The rotations slowly increase speed and the humming gets louder. Soon the fan is spinning and the ambient hum has become a dull roar.
Now we've entered a realm somewhere between a wind-tunnel experiment, a renegade Hollywood FX shop, and the punk/art/industrial sublime.
The fan revs up to what Mel Brooks might call "ludicrous speed." Imagine sitting a few feet away from the blades of a jet aircraft turbine, as it encounters different exterior wind speeds and atmospheric pressures. The fan blades spin so fast they disappear, then appear to reverse motion, then disappear again. The sound is like an earthquake.
"How much can this baby handle?" is the question that applies to the turbine, the rendering engine creating the illusion, your computer and speakers, and your sanity.

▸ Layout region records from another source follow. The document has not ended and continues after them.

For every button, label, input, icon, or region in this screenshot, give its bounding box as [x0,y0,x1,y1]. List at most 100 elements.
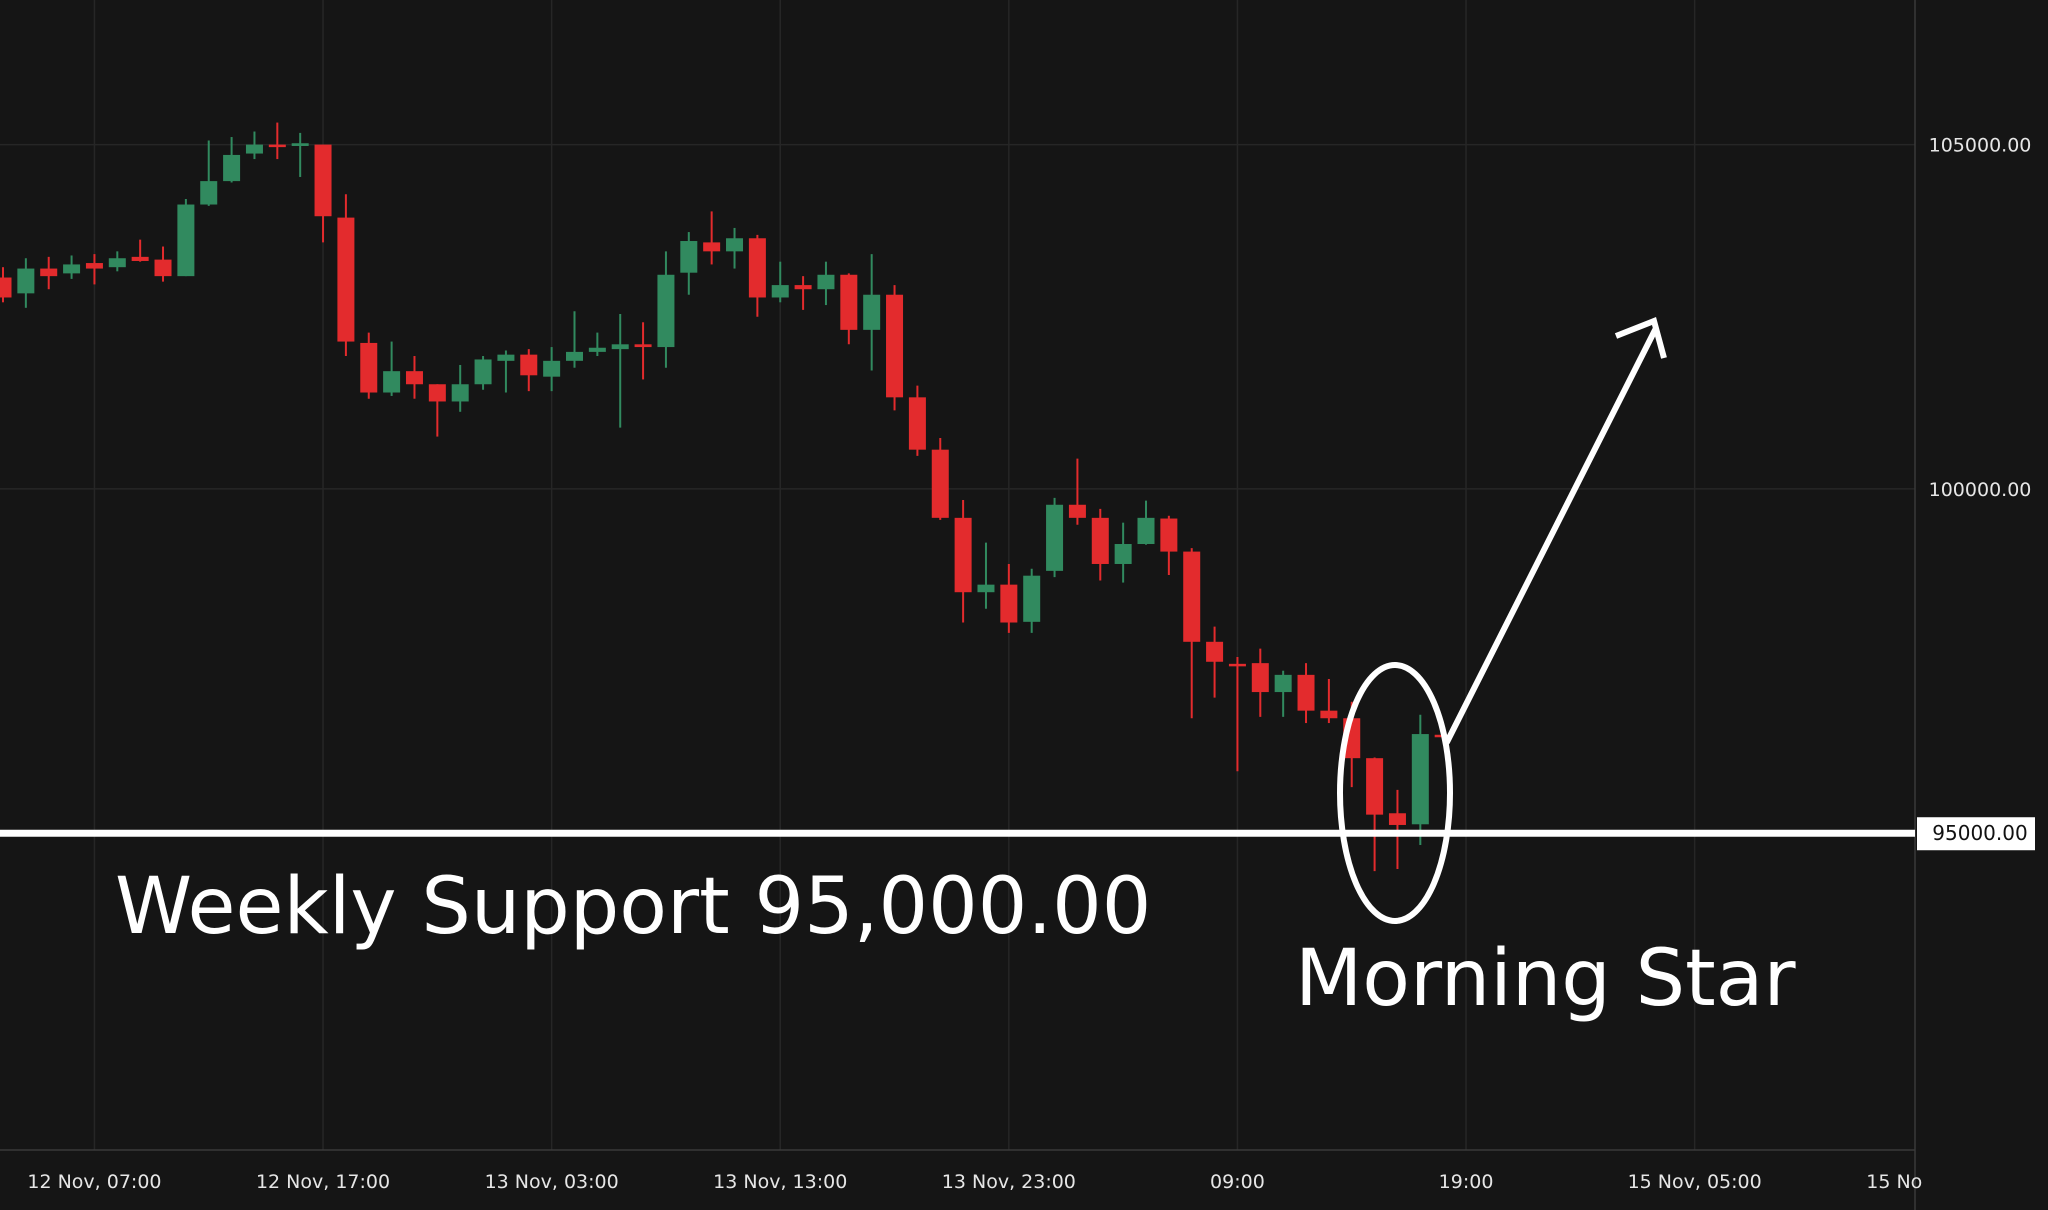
candle-body [314,144,332,217]
candle-body [1411,734,1429,825]
candle-bearish [1320,678,1338,724]
candle-body [108,258,126,268]
candle-bearish [428,384,446,437]
candle-body [63,264,81,274]
candle-body [703,242,721,252]
candle-body [428,384,446,402]
candle-bearish [1388,789,1406,870]
candle-body [863,294,881,330]
candle-bearish [1183,548,1201,719]
candle-bearish [1297,663,1315,724]
time-axis[interactable]: 12 Nov, 07:00 12 Nov, 17:00 13 Nov, 03:00 1… [27,1171,1922,1193]
candle-body [1274,674,1292,693]
candle-body [268,144,286,148]
candle-bullish [291,132,309,177]
candle-bearish [131,239,149,262]
candle-body [543,360,561,377]
candle-bullish [497,350,515,393]
candle-bullish [726,227,744,269]
candle-bullish [17,258,35,308]
candle-bullish [566,311,583,368]
candle-body [977,584,995,593]
candle-bullish [817,261,835,306]
candle-bearish [405,356,423,399]
candle-bearish [268,122,286,160]
candle-body [771,285,789,298]
candle-body [17,268,35,294]
candle-bearish [748,234,766,317]
candle-body [1297,674,1315,711]
candle-body [588,347,606,352]
morning-star-ellipse[interactable] [1337,662,1453,924]
trend-arrow-head-icon [1614,316,1667,359]
time-tick-label: 13 Nov, 03:00 [485,1171,619,1193]
candle-bullish [771,261,789,303]
candle-body [0,277,12,298]
candle-body [383,371,401,393]
candle-bullish [1023,568,1041,633]
time-tick-label: 13 Nov, 23:00 [942,1171,1076,1193]
candle-bullish [177,199,195,277]
candle-body [1091,517,1109,564]
candle-body [40,268,58,277]
support-price-label-box [1917,817,2035,851]
time-tick-label: 12 Nov, 17:00 [256,1171,390,1193]
candle-body [1251,663,1269,693]
candle-bullish [200,140,218,206]
candle-bearish [40,256,58,290]
candle-bearish [1091,508,1109,581]
candle-body [634,344,652,348]
candle-bearish [337,194,355,357]
candle-body [1183,551,1201,642]
time-tick-label: 15 Nov, 05:00 [1628,1171,1762,1193]
trend-arrow-shaft[interactable] [1444,327,1658,745]
candle-body [520,354,538,376]
candle-body [657,274,675,348]
candle-bearish [886,285,904,411]
candle-bullish [245,131,263,160]
candle-bearish [1206,626,1224,698]
candle-body [497,354,515,361]
candle-body [1366,758,1384,815]
candle-body [1160,518,1178,552]
time-tick-label: 13 Nov, 13:00 [713,1171,847,1193]
candle-body [1206,641,1224,662]
candle-bullish [63,255,81,279]
candle-body [131,256,149,261]
time-tick-label: 12 Nov, 07:00 [27,1171,161,1193]
candle-bearish [360,332,378,399]
candle-body [611,344,629,350]
candle-bearish [85,254,103,285]
candle-body [1000,584,1018,623]
candle-bullish [451,364,469,412]
candle-body [680,241,698,273]
candle-bullish [543,347,561,392]
candle-body [886,294,904,398]
candle-body [360,342,378,393]
candle-bullish [863,254,881,371]
candle-body [1023,575,1041,622]
candle-bullish [108,251,126,272]
candle-body [405,371,423,385]
time-tick-label: 15 No [1866,1171,1922,1193]
candle-body [1114,544,1132,564]
candle-body [1388,813,1406,825]
candle-bearish [1228,656,1246,772]
candle-bearish [314,144,332,243]
candle-body [794,285,812,290]
candle-body [245,144,263,154]
candle-body [223,154,241,182]
candle-body [451,384,469,402]
candle-body [177,204,195,277]
candle-bullish [588,332,606,357]
candle-bullish [1411,714,1429,845]
candle-bearish [908,385,926,456]
candle-body [85,263,103,269]
candle-body [1068,504,1086,518]
candle-bearish [840,273,858,345]
price-axis[interactable]: 105000.00 100000.00 [1929,135,2032,501]
candle-body [566,351,583,361]
candle-body [337,217,355,342]
candle-body [291,143,309,146]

At one point the illusion broke down and a striped artifact appeared in the middle of the screen -- a horizontal band. This only added to the "pushing the envelope" vibe. I mean, something's got to give. Mostly, though, you are witnessing gradations of chaos and violence as the fan blades spin at "max" and force patterns change.
Eventually the blades slow down, the noise diminishes, and the screen grows dark.
I don't think of this as computer art -- it's art, occupying the same niche that a giant wall of solid orange might have occupied forty years ago. Or a noise event with a Marshall stack in the '90s. It could be "sited" in a gallery or wherever the gear exists to replicate it. Yet it's not inconceivable that in a factory somewhere a simulation like this exists for a practical, banal purpose of testing metals stresses or the like. That is very interesting.